What Other Types of Fish Lived Alongside Placoderms?

By |2024-03-02T19:30:08+00:00March 2nd, 2024|Adobe CS5, Dinosaur Fans, Everything Dinosaur News and Updates, Main Page, Photos of Everything Dinosaur Products|0 Comments

At Everything Dinosaur, we receive lots of emails from fans of prehistoric animals. Many of these emails contain questions. For example, we received an enquiry earlier this week asking what other types of prehistoric fish lived alongside placoderms? That is an excellent question! We are no experts on the evolutionary development of fishes, but since the questioner wanted to know about brackish and freshwater environments in the Devonian, we thought we would try to help.

Defining Placoderms

The Devonian covers approximately sixty million years. It is often referred to as the “Age of Fishes”, due to the radiation of several fish types including the Sarcopterygii (lobe-finned fishes), the placoderms and sharks (cartilaginous fish otherwise referred to as chondrichthyians).

(Class Placodermi) represents an extremely diverse and varied group of jawed fishes that evolved during the Silurian, thrived in the Devonian but seem to have died out during the end-Devonian mass extinction. They were the first fish to evolve a pair of pelvic fins. Several Orders have been described all united by the defining characteristic of the Placodermi, their heads and thorax being covered by a series of articulated, armoured plates.

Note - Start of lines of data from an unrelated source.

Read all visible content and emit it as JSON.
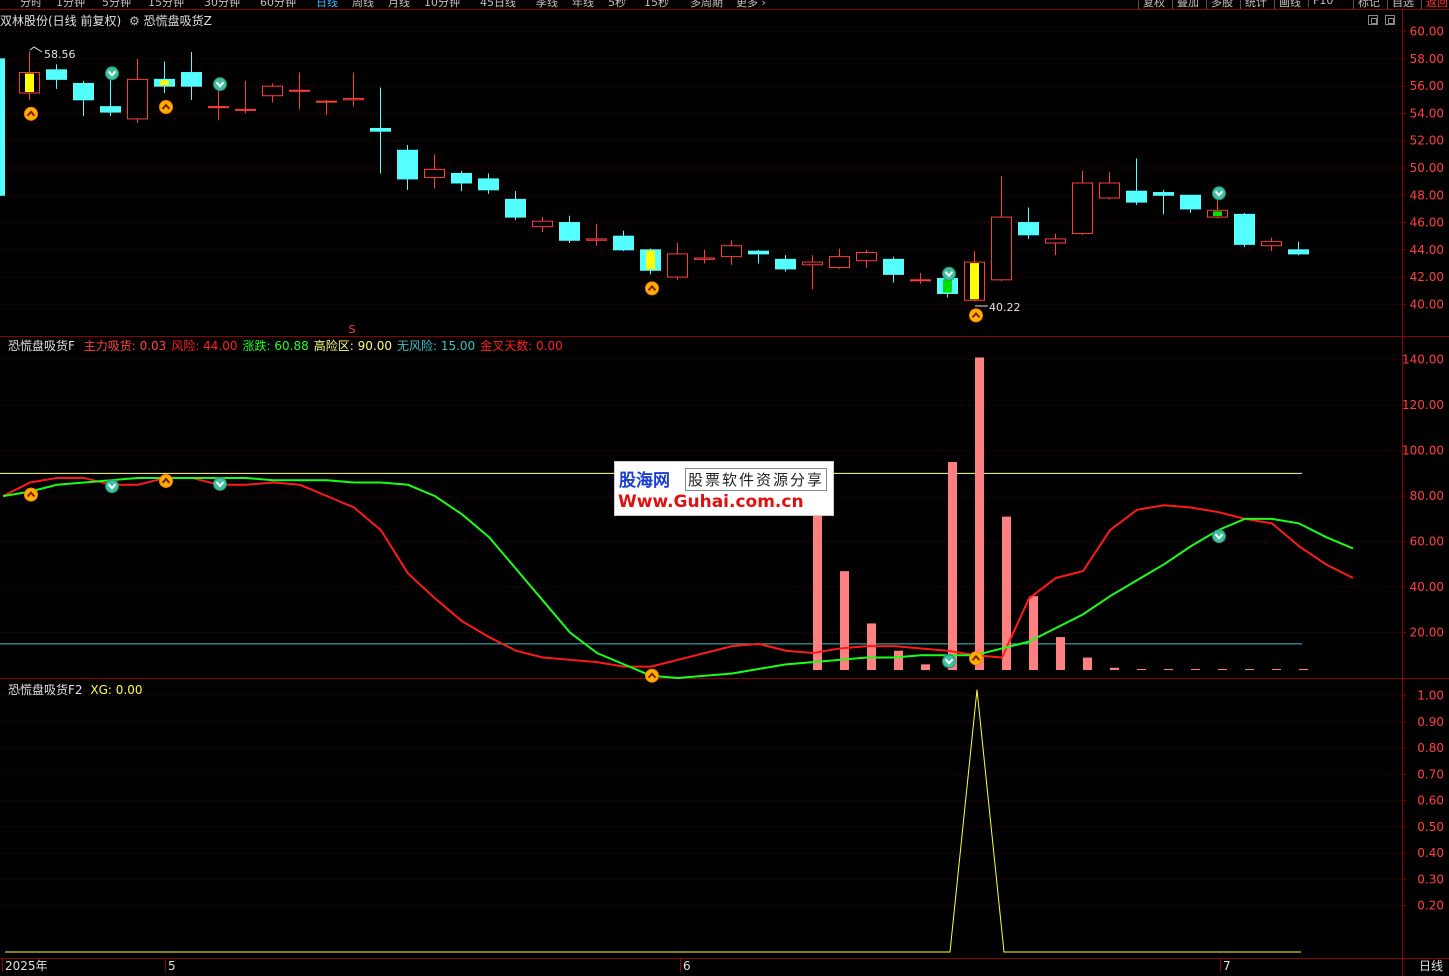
{
  "toolbar": {
    "periods": [
      "分时",
      "1分钟",
      "5分钟",
      "15分钟",
      "30分钟",
      "60分钟",
      "日线",
      "周线",
      "月线",
      "10分钟",
      "45日线",
      "季线",
      "年线",
      "5秒",
      "15秒",
      "多周期",
      "更多 ›"
    ],
    "active_period": "日线",
    "right_buttons": [
      "复权",
      "叠加",
      "多股",
      "统计",
      "画线",
      "F10",
      "标记",
      "自选",
      "返回"
    ]
  },
  "main_panel": {
    "title_stock": "双林股份(日线 前复权)",
    "title_indicator": "恐慌盘吸货Z",
    "high_label": "58.56",
    "low_label": "40.22",
    "s_marker": "S",
    "y_axis": [
      "60.00",
      "58.00",
      "56.00",
      "54.00",
      "52.00",
      "50.00",
      "48.00",
      "46.00",
      "44.00",
      "42.00",
      "40.00"
    ]
  },
  "indicator_panel": {
    "name": "恐慌盘吸货F",
    "items": [
      {
        "label": "主力吸货:",
        "value": "0.03",
        "color": "#ff4040"
      },
      {
        "label": "风险:",
        "value": "44.00",
        "color": "#ff2020"
      },
      {
        "label": "涨跌:",
        "value": "60.88",
        "color": "#20ff20"
      },
      {
        "label": "高险区:",
        "value": "90.00",
        "color": "#ffff80"
      },
      {
        "label": "无风险:",
        "value": "15.00",
        "color": "#40c0c0"
      },
      {
        "label": "金叉天数:",
        "value": "0.00",
        "color": "#ff2020"
      }
    ],
    "y_axis": [
      "140.00",
      "120.00",
      "100.00",
      "80.00",
      "60.00",
      "40.00",
      "20.00"
    ]
  },
  "xg_panel": {
    "name": "恐慌盘吸货F2",
    "label": "XG:",
    "value": "0.00",
    "y_axis": [
      "1.00",
      "0.90",
      "0.80",
      "0.70",
      "0.60",
      "0.50",
      "0.40",
      "0.30",
      "0.20"
    ]
  },
  "x_axis": [
    "2025年",
    "5",
    "6",
    "7"
  ],
  "period_label": "日线",
  "watermark": {
    "brand": "股海网",
    "tagline": "股票软件资源分享",
    "url": "Www.Guhai.com.cn"
  },
  "colors": {
    "up": "#ff3c3c",
    "down": "#54ffff",
    "frame": "#8b0000",
    "risk_line": "#ff1a1a",
    "trend_line": "#1aff1a",
    "high_risk_line": "#ffff99",
    "no_risk_line": "#40c0c0",
    "xg_line": "#ffff40",
    "bars": "#ff8080"
  },
  "chart_data": [
    {
      "type": "candlestick",
      "title": "双林股份(日线 前复权)",
      "ylim": [
        39,
        61
      ],
      "candles": [
        {
          "o": 58.0,
          "h": 58.3,
          "c": 48.0,
          "l": 47.8
        },
        {
          "o": 55.5,
          "h": 58.56,
          "c": 57.0,
          "l": 55.0
        },
        {
          "o": 57.2,
          "h": 57.6,
          "c": 56.5,
          "l": 55.8
        },
        {
          "o": 56.2,
          "h": 56.4,
          "c": 55.0,
          "l": 53.8
        },
        {
          "o": 54.5,
          "h": 56.8,
          "c": 54.1,
          "l": 53.8
        },
        {
          "o": 53.6,
          "h": 58.0,
          "c": 56.5,
          "l": 53.3
        },
        {
          "o": 56.5,
          "h": 57.8,
          "c": 56.0,
          "l": 55.5
        },
        {
          "o": 57.0,
          "h": 58.5,
          "c": 56.0,
          "l": 55.0
        },
        {
          "o": 54.5,
          "h": 56.0,
          "c": 54.5,
          "l": 53.5
        },
        {
          "o": 54.3,
          "h": 56.4,
          "c": 54.3,
          "l": 54.0
        },
        {
          "o": 55.3,
          "h": 56.2,
          "c": 56.0,
          "l": 54.8
        },
        {
          "o": 55.7,
          "h": 57.0,
          "c": 55.7,
          "l": 54.3
        },
        {
          "o": 54.9,
          "h": 55.0,
          "c": 54.9,
          "l": 53.9
        },
        {
          "o": 55.0,
          "h": 57.0,
          "c": 55.1,
          "l": 54.5
        },
        {
          "o": 52.9,
          "h": 55.9,
          "c": 52.7,
          "l": 49.6
        },
        {
          "o": 51.3,
          "h": 51.7,
          "c": 49.2,
          "l": 48.4
        },
        {
          "o": 49.3,
          "h": 51.0,
          "c": 49.9,
          "l": 48.5
        },
        {
          "o": 49.6,
          "h": 49.8,
          "c": 48.9,
          "l": 48.3
        },
        {
          "o": 49.2,
          "h": 49.6,
          "c": 48.4,
          "l": 48.1
        },
        {
          "o": 47.7,
          "h": 48.3,
          "c": 46.4,
          "l": 46.2
        },
        {
          "o": 45.7,
          "h": 46.4,
          "c": 46.1,
          "l": 45.3
        },
        {
          "o": 46.0,
          "h": 46.5,
          "c": 44.7,
          "l": 44.5
        },
        {
          "o": 44.7,
          "h": 45.9,
          "c": 44.8,
          "l": 44.3
        },
        {
          "o": 45.0,
          "h": 45.4,
          "c": 44.0,
          "l": 43.9
        },
        {
          "o": 44.0,
          "h": 44.1,
          "c": 42.5,
          "l": 42.2
        },
        {
          "o": 42.0,
          "h": 44.5,
          "c": 43.7,
          "l": 41.8
        },
        {
          "o": 43.3,
          "h": 44.0,
          "c": 43.4,
          "l": 43.0
        },
        {
          "o": 43.5,
          "h": 44.7,
          "c": 44.3,
          "l": 42.9
        },
        {
          "o": 43.9,
          "h": 44.0,
          "c": 43.7,
          "l": 43.0
        },
        {
          "o": 43.3,
          "h": 43.6,
          "c": 42.6,
          "l": 42.4
        },
        {
          "o": 42.9,
          "h": 43.6,
          "c": 43.1,
          "l": 41.1
        },
        {
          "o": 42.7,
          "h": 44.1,
          "c": 43.5,
          "l": 42.6
        },
        {
          "o": 43.2,
          "h": 44.0,
          "c": 43.8,
          "l": 42.7
        },
        {
          "o": 43.3,
          "h": 43.5,
          "c": 42.2,
          "l": 41.6
        },
        {
          "o": 41.8,
          "h": 42.3,
          "c": 41.8,
          "l": 41.5
        },
        {
          "o": 41.9,
          "h": 42.1,
          "c": 40.8,
          "l": 40.5
        },
        {
          "o": 40.3,
          "h": 43.9,
          "c": 43.1,
          "l": 40.22
        },
        {
          "o": 41.8,
          "h": 49.4,
          "c": 46.4,
          "l": 41.7
        },
        {
          "o": 46.0,
          "h": 47.1,
          "c": 45.1,
          "l": 44.8
        },
        {
          "o": 44.5,
          "h": 45.2,
          "c": 44.8,
          "l": 43.6
        },
        {
          "o": 45.2,
          "h": 49.8,
          "c": 48.9,
          "l": 45.1
        },
        {
          "o": 47.8,
          "h": 49.7,
          "c": 48.9,
          "l": 47.7
        },
        {
          "o": 48.3,
          "h": 50.7,
          "c": 47.5,
          "l": 47.3
        },
        {
          "o": 48.2,
          "h": 48.4,
          "c": 48.0,
          "l": 46.6
        },
        {
          "o": 48.0,
          "h": 48.0,
          "c": 47.0,
          "l": 46.7
        },
        {
          "o": 46.4,
          "h": 48.0,
          "c": 46.9,
          "l": 46.3
        },
        {
          "o": 46.6,
          "h": 46.7,
          "c": 44.4,
          "l": 44.2
        },
        {
          "o": 44.3,
          "h": 44.9,
          "c": 44.6,
          "l": 43.9
        },
        {
          "o": 44.0,
          "h": 44.6,
          "c": 43.7,
          "l": 43.6
        }
      ],
      "highlight_candles": [
        1,
        6,
        24,
        36
      ],
      "green_highlight_candles": [
        35,
        45
      ],
      "buy_markers": [
        1,
        6,
        24,
        36
      ],
      "sell_markers": [
        4,
        8,
        35,
        45
      ]
    },
    {
      "type": "line",
      "title": "恐慌盘吸货F",
      "ylim": [
        0,
        150
      ],
      "series": [
        {
          "name": "风险",
          "color": "#ff1a1a",
          "values": [
            80,
            86,
            88,
            88,
            85,
            85,
            88,
            88,
            85,
            85,
            86,
            85,
            80,
            75,
            65,
            46,
            35,
            25,
            18,
            12,
            9,
            8,
            7,
            5,
            5,
            8,
            11,
            14,
            15,
            12,
            11,
            13,
            14,
            14,
            13,
            12,
            10,
            9,
            35,
            44,
            47,
            65,
            74,
            76,
            75,
            73,
            70,
            68,
            58,
            50,
            44
          ]
        },
        {
          "name": "涨跌",
          "color": "#1aff1a",
          "values": [
            80,
            82,
            85,
            86,
            87,
            88,
            88,
            88,
            88,
            88,
            87,
            87,
            87,
            86,
            86,
            85,
            80,
            72,
            62,
            48,
            34,
            20,
            11,
            6,
            1,
            0,
            1,
            2,
            4,
            6,
            7,
            8,
            9,
            9,
            10,
            10,
            10,
            13,
            16,
            22,
            28,
            36,
            43,
            50,
            58,
            65,
            70,
            70,
            68,
            62,
            57
          ]
        }
      ],
      "high_risk_level": 90,
      "no_risk_level": 15,
      "bars": [
        {
          "x": 30,
          "v": 93
        },
        {
          "x": 31,
          "v": 47
        },
        {
          "x": 32,
          "v": 24
        },
        {
          "x": 33,
          "v": 12
        },
        {
          "x": 34,
          "v": 6
        },
        {
          "x": 35,
          "v": 95
        },
        {
          "x": 36,
          "v": 141
        },
        {
          "x": 37,
          "v": 71
        },
        {
          "x": 38,
          "v": 36
        },
        {
          "x": 39,
          "v": 18
        },
        {
          "x": 40,
          "v": 9
        },
        {
          "x": 41,
          "v": 4.5
        },
        {
          "x": 42,
          "v": 2.2
        },
        {
          "x": 43,
          "v": 1.1
        },
        {
          "x": 44,
          "v": 0.6
        },
        {
          "x": 45,
          "v": 0.3
        },
        {
          "x": 46,
          "v": 0.15
        },
        {
          "x": 47,
          "v": 0.08
        },
        {
          "x": 48,
          "v": 0.04
        }
      ],
      "buy_markers": [
        1,
        6,
        24,
        36
      ],
      "sell_markers": [
        4,
        8,
        35,
        45
      ]
    },
    {
      "type": "line",
      "title": "恐慌盘吸货F2",
      "ylim": [
        0,
        1.06
      ],
      "series": [
        {
          "name": "XG",
          "color": "#ffff40",
          "values": [
            0,
            0,
            0,
            0,
            0,
            0,
            0,
            0,
            0,
            0,
            0,
            0,
            0,
            0,
            0,
            0,
            0,
            0,
            0,
            0,
            0,
            0,
            0,
            0,
            0,
            0,
            0,
            0,
            0,
            0,
            0,
            0,
            0,
            0,
            0,
            0,
            1,
            0,
            0,
            0,
            0,
            0,
            0,
            0,
            0,
            0,
            0,
            0,
            0
          ]
        }
      ]
    }
  ]
}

Perhaps the best-known placoderm is Dunkleosteus (D. terrelli). It was a member of the Arthodira and is thought to represent the earliest vertebrate “superpredator”.

Dunkleosteus - examining the placoderms.
Swimming into view a placoderm model – Dunkleosteus. Picture credit: Everything Dinosaur.

Picture credit: Everything Dinosaur

The picture (above) shows the Schleich Dunkleosteus figure.

To view the Schleich range of prehistoric animal models: Schleich Prehistoric Animal Models.

Non-marine Vertebrate Fauna of the Emsian Faunal Stage

The query requested information regarding non-marine fish from the Early Devonian. We decided to examine the fossil record of freshwater and estuarine fish from the Emsian faunal stage of the Early Devonian. This would cover the period of Earth’s history from 407.5 million years ago to around 393 million years ago.

Although it is thought that vertebrates evolved in marine environments, by the Early Devonian many different types of fish had adapted to brackish or freshwater. Placoderms are known from non-marine palaeoenvironments of the Early Devonian. In addition, heterostracans are also associated with non-marine palaeoenvironments.

Heterostracans (Heterostraci) are an extinct subclass of the Agnatha (jawless fishes). There is some fossil evidence to indicate that jawless fish of the Pteraspidiformes Order, most notably pteraspids and drepanaspids lived in brackish and freshwater environments. These types of fish may have been preyed upon by the jawed placoderms. A scientific paper exploring potential predator/prey relationships was published in 2019 (Randle and Sansom).

Research suggests predation by Sarcopterygians could have led to the extinction of the jawless fishes.
Research suggests that predation by jawed vertebrates could have eradicated some types of jawless fish.

Picture credit: Julio Lacerda/The University of Manchester

During the Silurian and Early Devonian, possible predators of pteraspids and drepanaspids could have been jawed vertebrates as well as eurypterids.

To read Everything Dinosaur’s blog post about this research: Battle of the Early Vertebrates.

Answering Queries from Customers

We replied to the customer and emailed them some information in response to their query. We also included links to two blog posts that examined the Placodermi and potential Early Devonian food webs in more detail.

The customer emailed later to thank us for the information.